In August 2016, plaintiff filed a motion to: (1) obtain alimony; (2) set aside the MSA; and (3) conduct a plenary hearing on the issue of fraud. Further, and despite testifying at trial that she entered the MSA voluntarily with the belief that its terms were fair and equitable, her motion asserted that the MSA was inequitable and induced by fraud. Specifically, she contended that she was “unjustifiably rushed into signing a complex MSA after she had already agreed to its terms based upon false representations made to her by defendant and his counsel regarding [his] legal troubles.” She stated that defendant made assertions suggesting that his sentencing would be far worse in an effort to persuade her waiver of alimony.

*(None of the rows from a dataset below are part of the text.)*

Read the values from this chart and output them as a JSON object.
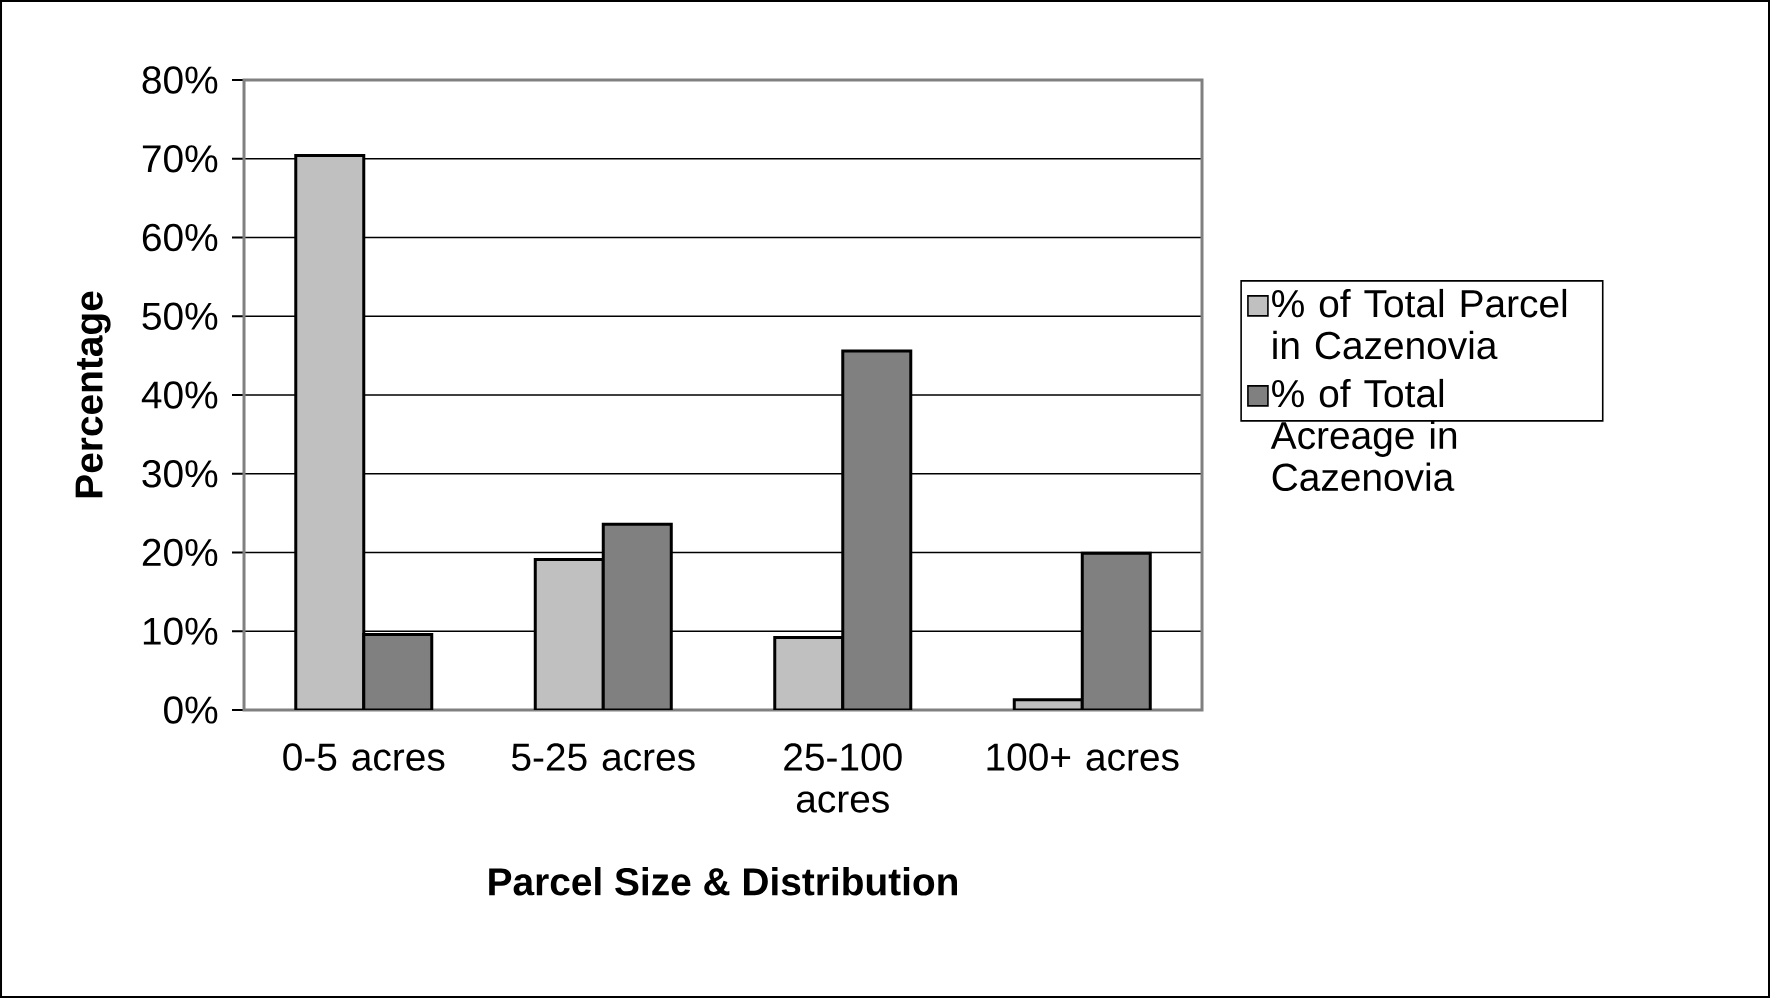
{
  "chart_data": {
    "type": "bar",
    "xlabel": "Parcel Size & Distribution",
    "ylabel": "Percentage",
    "categories": [
      "0-5 acres",
      "5-25 acres",
      "25-100 acres",
      "100+ acres"
    ],
    "series": [
      {
        "name": "% of Total Parcel in Cazenovia",
        "color": "#c0c0c0",
        "values": [
          70.4,
          19.1,
          9.2,
          1.3
        ]
      },
      {
        "name": "% of Total Acreage in Cazenovia",
        "color": "#808080",
        "values": [
          9.6,
          23.6,
          45.6,
          19.9
        ]
      }
    ],
    "ylim": [
      0,
      80
    ],
    "yticks": [
      {
        "value": 0,
        "label": "0%"
      },
      {
        "value": 10,
        "label": "10%"
      },
      {
        "value": 20,
        "label": "20%"
      },
      {
        "value": 30,
        "label": "30%"
      },
      {
        "value": 40,
        "label": "40%"
      },
      {
        "value": 50,
        "label": "50%"
      },
      {
        "value": 60,
        "label": "60%"
      },
      {
        "value": 70,
        "label": "70%"
      },
      {
        "value": 80,
        "label": "80%"
      }
    ],
    "grid": "y",
    "legend": "right"
  }
}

The judge denied plaintiff’s motion and found no fraud in the negotiation of the MSA. Plaintiff appealed, arguing that the judge failed to consider the marital lifestyle enjoyed during the marriage and erred by not requiring defendant to submit an updated case information statement.

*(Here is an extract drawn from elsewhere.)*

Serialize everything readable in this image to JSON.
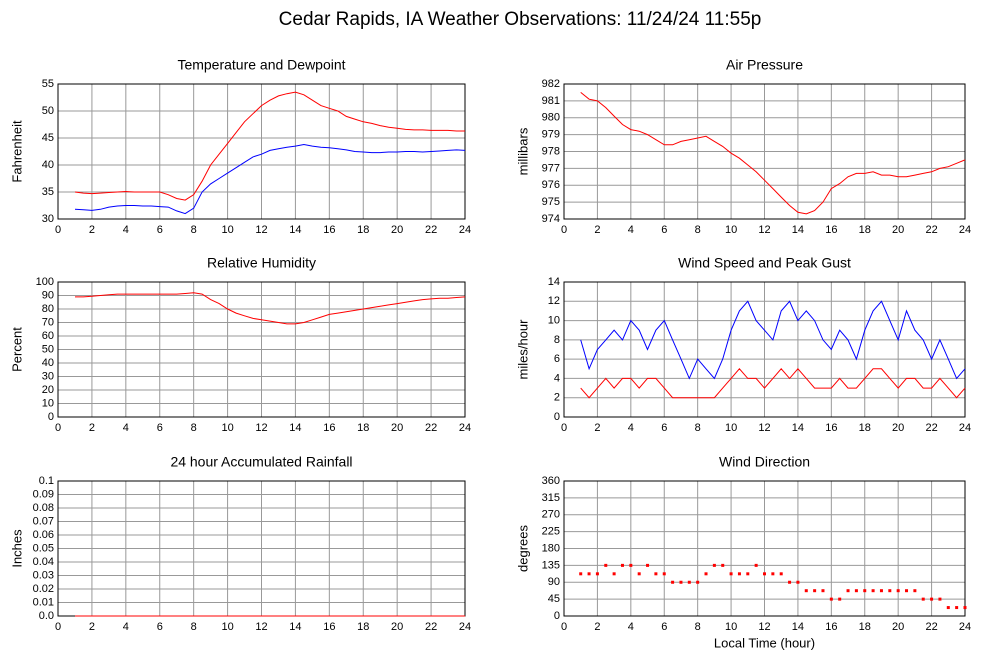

The Appellate Division affirmed, holding that plaintiff failed to state a prima facie case of fraud in negotiating the MSA. The Appellate Division stated that, to prevail on her claim of fraud, plaintiff needed to demonstrate: “(1) a material representation by the defendant of a presently existing or past fact; (2) knowledge or belief by the defendant of its falsity; (3) an intent that the plaintiff rely upon it; (4) reasonable reliance by the plaintiff; and (5) resulting damage to the plaintiff.” The Appellate Division found that plaintiff failed to show that defendant’s statements regarding his sentencing were a material representation of a presently existing or past fact. Rather, the Appellate Division viewed them as opinions, and said they were not false or misleading at the time they were made.
The Appellate Division took issue with plaintiff attempting to set aside the alimony waiver provision of the MSA, and not the equitable distribution, custody, or child support aspects. The court emphasized that the entire agreement must be read together and that no one element can be singled out. Thus, plaintiff could not set aside the alimony waiver and continue to enforce the other provisions of the agreement. Lastly, the Appellate Division denied plaintiff’s motion for the additional reason that she had already benefitted from the agreement for two years from the $3,500,000 lump sum equitable distribution payment.